Abstandsmessung: Was ist zu beachten?

Zuletzt aktualisiert am 05.05.2017

Wer im Straßenverkehr zu dicht auffährt, riskiert im Ernstfall nicht mehr rechtzeitig bremsen zu können. Laut einer Erhebung der ADAC Unfallforschung war schon 2011 ein zu kurzer Sicherheitsabstand die zweithäufigste Unfallursache in Deutschland. Zwar schreibt die Straßenverkehrsordnung einen ausreichenden Abstand vor, doch viele Autofahrer halten sich nicht daran. Die Polizei greift deshalb immer wieder zum umstrittenen Mittel der Abstandsmessung. Ist der Sicherheitsabstand dann zu gering, droht ein Bußgeld. In diesem Ratgeber erfahren Sie alles Wichtige über die Abstandsmessung.

Inhaltsverzeichnis

    Wie es der Name schon vermuten lässt, wird bei der Abstandsmessung ermittelt, wie groß die Distanz eines Fahrzeugs zum vorausfahrenden Fahrzeug ist. Dieser Abstand wird mit den geltenden Vorschriften abgeglichen. Ist der Abstand zu kurz, wird ein Bußgeld gemäß Bußgeldkatalog erhoben. Als Beweis dienen Fotoaufnahmen, auf welchen der Verstoß gegen die Straßenverkehrsordnung dokumentiert wird.

    So wird bei der Abstandsmessung gemessen

    Für die Abstandsmessung wird anders als bei der Tempokontrolle kein „Blitzer“ verwendet. Zum Einsatz kommen stattdessen Kameras und Sensoren, welche die Abstände zwischen den Autos messen. Ebenso werden Lasermessgeräte für die Ermittlung von Distanzen eingesetzt.  

    Techniken zur Abstandsmessung

    • Polizeibeamte
      Werden keine technischen Gerätschaften verwendet, kann auch ein Polizist einschätzen, ob der vorgeschriebene Sicherheitsabstand eingehalten wurde. Diese Form der Abstandsmessung ist jedoch erfahrungsgemäß sehr ungenau und birgt hohes Potential für Anfechtungen. Dennoch gilt: Polizeibeamte haben das Recht, Autofahrer mit einem Bußgeld zu belegen, wenn ihrer Einschätzung nach ein zu geringer Sicherheitsabstand vorliegt.
    • Laserpistole
      Mit Hilfe von Laserstrahlen kann ebenfalls der Abstand zwischen Fahrzeugen gemessen werden. Allerdings wird ein solches Gerät nur für kurze Distanzen eingesetzt.
    • Abstandsmessung mittels VAMA
      Das Kürzel VAMA steht für Video-Abstands-Mess-Anlage. Dabei handelt es sich um ein spezielles Messsystem, das von geschulten Polizeibeamten bedient wird. Das Gerät misst Abstände. Bei Verstößen gegen die Straßenverkehrsordnung kann eine manuell ausgelöste Kamera den Verstoß dokumentieren. Eine Alternative zum VAMA ist das VKS, das Verkehrs-Kontroll-System
    • Pro-Vida-System
      Dieses Messsystem ist in ein Polizeifahrzeug integriert. Die Abstandsmessungen werden dabei während der Fahrt gleichzeitig mit Geschwindigkeitsmessungen durchgeführt.
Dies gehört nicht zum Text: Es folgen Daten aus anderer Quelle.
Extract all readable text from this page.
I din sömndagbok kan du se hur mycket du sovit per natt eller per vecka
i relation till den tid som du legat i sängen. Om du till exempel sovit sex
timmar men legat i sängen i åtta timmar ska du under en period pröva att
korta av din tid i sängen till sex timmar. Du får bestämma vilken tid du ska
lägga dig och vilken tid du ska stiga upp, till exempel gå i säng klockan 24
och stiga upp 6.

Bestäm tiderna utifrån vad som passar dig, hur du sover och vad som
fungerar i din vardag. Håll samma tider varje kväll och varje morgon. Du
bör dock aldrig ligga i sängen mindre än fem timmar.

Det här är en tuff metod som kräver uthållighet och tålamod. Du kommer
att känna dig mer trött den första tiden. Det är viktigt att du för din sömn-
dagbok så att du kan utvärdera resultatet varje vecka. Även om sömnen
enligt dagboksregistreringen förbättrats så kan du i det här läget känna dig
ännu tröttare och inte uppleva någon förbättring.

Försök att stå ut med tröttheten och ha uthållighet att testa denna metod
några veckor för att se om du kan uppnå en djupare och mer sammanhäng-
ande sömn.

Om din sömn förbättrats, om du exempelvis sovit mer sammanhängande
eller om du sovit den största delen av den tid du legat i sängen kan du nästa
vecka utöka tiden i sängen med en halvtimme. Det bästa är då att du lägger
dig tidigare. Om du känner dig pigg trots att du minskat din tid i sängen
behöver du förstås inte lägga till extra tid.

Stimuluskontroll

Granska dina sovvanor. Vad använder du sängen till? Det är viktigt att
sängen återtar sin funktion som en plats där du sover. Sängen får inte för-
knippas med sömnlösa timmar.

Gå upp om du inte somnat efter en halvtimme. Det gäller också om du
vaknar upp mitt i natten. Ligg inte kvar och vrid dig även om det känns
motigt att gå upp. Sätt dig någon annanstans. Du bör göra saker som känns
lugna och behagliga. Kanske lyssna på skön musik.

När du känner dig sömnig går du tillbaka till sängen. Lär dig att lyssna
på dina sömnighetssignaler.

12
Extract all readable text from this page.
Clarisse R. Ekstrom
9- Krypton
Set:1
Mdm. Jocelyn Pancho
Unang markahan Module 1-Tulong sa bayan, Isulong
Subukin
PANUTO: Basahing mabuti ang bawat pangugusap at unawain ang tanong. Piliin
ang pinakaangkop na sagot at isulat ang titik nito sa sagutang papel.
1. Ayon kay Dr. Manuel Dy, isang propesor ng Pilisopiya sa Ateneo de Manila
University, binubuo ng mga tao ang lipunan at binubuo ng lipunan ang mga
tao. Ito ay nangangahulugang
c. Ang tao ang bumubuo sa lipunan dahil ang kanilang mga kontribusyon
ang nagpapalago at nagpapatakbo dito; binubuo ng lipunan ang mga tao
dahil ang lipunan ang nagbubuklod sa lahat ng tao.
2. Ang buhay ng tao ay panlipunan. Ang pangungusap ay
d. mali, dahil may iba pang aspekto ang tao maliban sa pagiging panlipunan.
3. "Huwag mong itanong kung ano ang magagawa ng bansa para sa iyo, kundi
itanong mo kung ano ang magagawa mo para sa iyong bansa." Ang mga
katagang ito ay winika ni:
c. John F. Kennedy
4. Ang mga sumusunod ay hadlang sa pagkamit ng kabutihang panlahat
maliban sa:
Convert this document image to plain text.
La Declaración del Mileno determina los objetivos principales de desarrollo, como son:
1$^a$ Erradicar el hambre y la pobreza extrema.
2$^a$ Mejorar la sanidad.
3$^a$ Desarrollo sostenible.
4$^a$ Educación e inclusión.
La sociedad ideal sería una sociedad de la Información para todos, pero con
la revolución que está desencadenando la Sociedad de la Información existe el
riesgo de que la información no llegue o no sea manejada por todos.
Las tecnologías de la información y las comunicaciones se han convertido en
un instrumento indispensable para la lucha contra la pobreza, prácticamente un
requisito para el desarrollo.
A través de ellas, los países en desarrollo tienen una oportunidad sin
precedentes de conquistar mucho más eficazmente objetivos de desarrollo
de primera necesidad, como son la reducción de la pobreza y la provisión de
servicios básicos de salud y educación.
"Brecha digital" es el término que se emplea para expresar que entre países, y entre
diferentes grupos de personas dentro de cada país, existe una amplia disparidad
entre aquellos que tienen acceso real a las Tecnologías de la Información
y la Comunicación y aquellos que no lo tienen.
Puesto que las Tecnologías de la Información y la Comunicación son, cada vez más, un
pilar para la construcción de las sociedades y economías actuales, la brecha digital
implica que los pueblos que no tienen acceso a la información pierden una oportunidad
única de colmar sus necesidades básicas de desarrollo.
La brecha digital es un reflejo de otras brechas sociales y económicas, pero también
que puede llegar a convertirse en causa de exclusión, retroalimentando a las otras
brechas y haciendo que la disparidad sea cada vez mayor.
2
    So läuft ein gängiges Messverfahren zur Abstandsmessung ab

    Die Messung von Abständen erfolgt in der Regel mit verschiedenen Kameras, die jeweils an bestimmten Fixpunkten Standbilder machen. Diese Bilder werden an eine Software übermittelt, welche mit Hilfe der Zeit zum einen die Geschwindigkeit des jeweiligen Fahrzeugs bestimmt und darauf aufbauend die Abstände berechnen kann.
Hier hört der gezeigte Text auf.